☆吹奏楽作品を聴く(保科洋)
1987年の全日本吹奏楽コンクール課題曲に保科洋氏の作品「風紋」という曲がありました。その頃は課題曲の演奏時間は
3〜4分というのが相場だったのですが「風紋」は5分を超える大作?だったために、この曲を課題曲として採用した団体は
さぞかし自由曲の選択には苦労したことでしょう。そのかわり、とても充実したこの曲を演奏することができたのではないで
しょうか。コンクールの課題曲はその場限りという曲が多い中で「風紋」はコンサートピースとしても十分通用するような
作品だったのです。当時、私は吹奏楽の世界からは遠のいていましたが、「風紋」が気に入ったため母校を通じてフルスコアを
購入したほどだったのです。
それからもう10年以上が経ちましたが、11月15日にその名も「風紋」というタイトルで保科洋氏の吹奏楽作品集が発売
されました。演奏は木村吉宏指揮:大阪市音楽団です(BRAIN MUSIC:BOCD−7403)
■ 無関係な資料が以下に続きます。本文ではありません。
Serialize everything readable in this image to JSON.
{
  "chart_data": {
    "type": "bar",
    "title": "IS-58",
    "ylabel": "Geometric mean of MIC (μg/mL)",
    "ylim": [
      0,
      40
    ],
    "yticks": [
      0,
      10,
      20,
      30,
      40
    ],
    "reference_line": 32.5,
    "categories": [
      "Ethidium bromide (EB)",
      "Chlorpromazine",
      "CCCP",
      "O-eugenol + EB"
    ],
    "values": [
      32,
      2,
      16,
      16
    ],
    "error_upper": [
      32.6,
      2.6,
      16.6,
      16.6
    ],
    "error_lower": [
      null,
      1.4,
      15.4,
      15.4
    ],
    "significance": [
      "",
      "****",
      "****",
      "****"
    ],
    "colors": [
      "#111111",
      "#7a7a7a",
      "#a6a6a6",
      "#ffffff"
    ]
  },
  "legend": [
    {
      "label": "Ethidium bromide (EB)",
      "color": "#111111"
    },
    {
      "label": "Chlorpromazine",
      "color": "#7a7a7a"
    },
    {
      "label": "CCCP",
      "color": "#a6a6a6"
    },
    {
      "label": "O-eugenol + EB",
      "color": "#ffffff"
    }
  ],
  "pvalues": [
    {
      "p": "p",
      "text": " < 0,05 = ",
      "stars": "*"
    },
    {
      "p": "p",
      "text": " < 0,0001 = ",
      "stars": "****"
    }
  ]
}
「風紋」は1999年に改訂したバージョンです。ほとんど同じなのですが中間部の速い部分に補筆がなされています。
いつ聴いてもなにか懐かしいような、はっきりいうと日本的情緒に満ちた心休まる素晴らしい音楽です!この曲をコンクールで
演奏した人、聴いた人共にぜひもう一度聴いてもらいたい作品です。
その他「吹奏楽のためのカタストロフィ」や「古し(「示巳」という字です)」といった保科氏の代表作も収録されており
日本の吹奏楽作品の流れを知る上で貴重なCDだといえるでしょう。
保科洋氏の作品は全般に日本的情緒に満ちており郷愁を誘うものが多いようです。それがたとえ先鋭的な表現を求める音楽で
あっても決して荒れ狂うことなくやさしさを感じさせます。聴いていてホッとできるのです。
やたらと奇をてらって激しいばかりの吹奏楽作品に心を痛めているみなさんにぜひおすすめします。
(1999.11.19)
☆吹奏楽作品を聴く(ヴィンセント・パーシケッティ)
私自身はヴィンセント・パーシケッティの作品を演奏する機会には恵まれませんでした。
実際問題として、「わかりやすさ」の面からいってもパーシケッティの作品は同時代の他の吹奏楽作曲家よりも
決して支持されていたとは言い難いと思えます。しかし今改めてその作品を聴いてみると...いかにもアメリカの
吹奏楽の世界の一時代を担ったある種の「懐かしさ」を感じることができたのです。
たとえば「ページェント」は比較的わかりやすい作風の曲ですが、それでもパーシケッティ独特の、なんともドライな?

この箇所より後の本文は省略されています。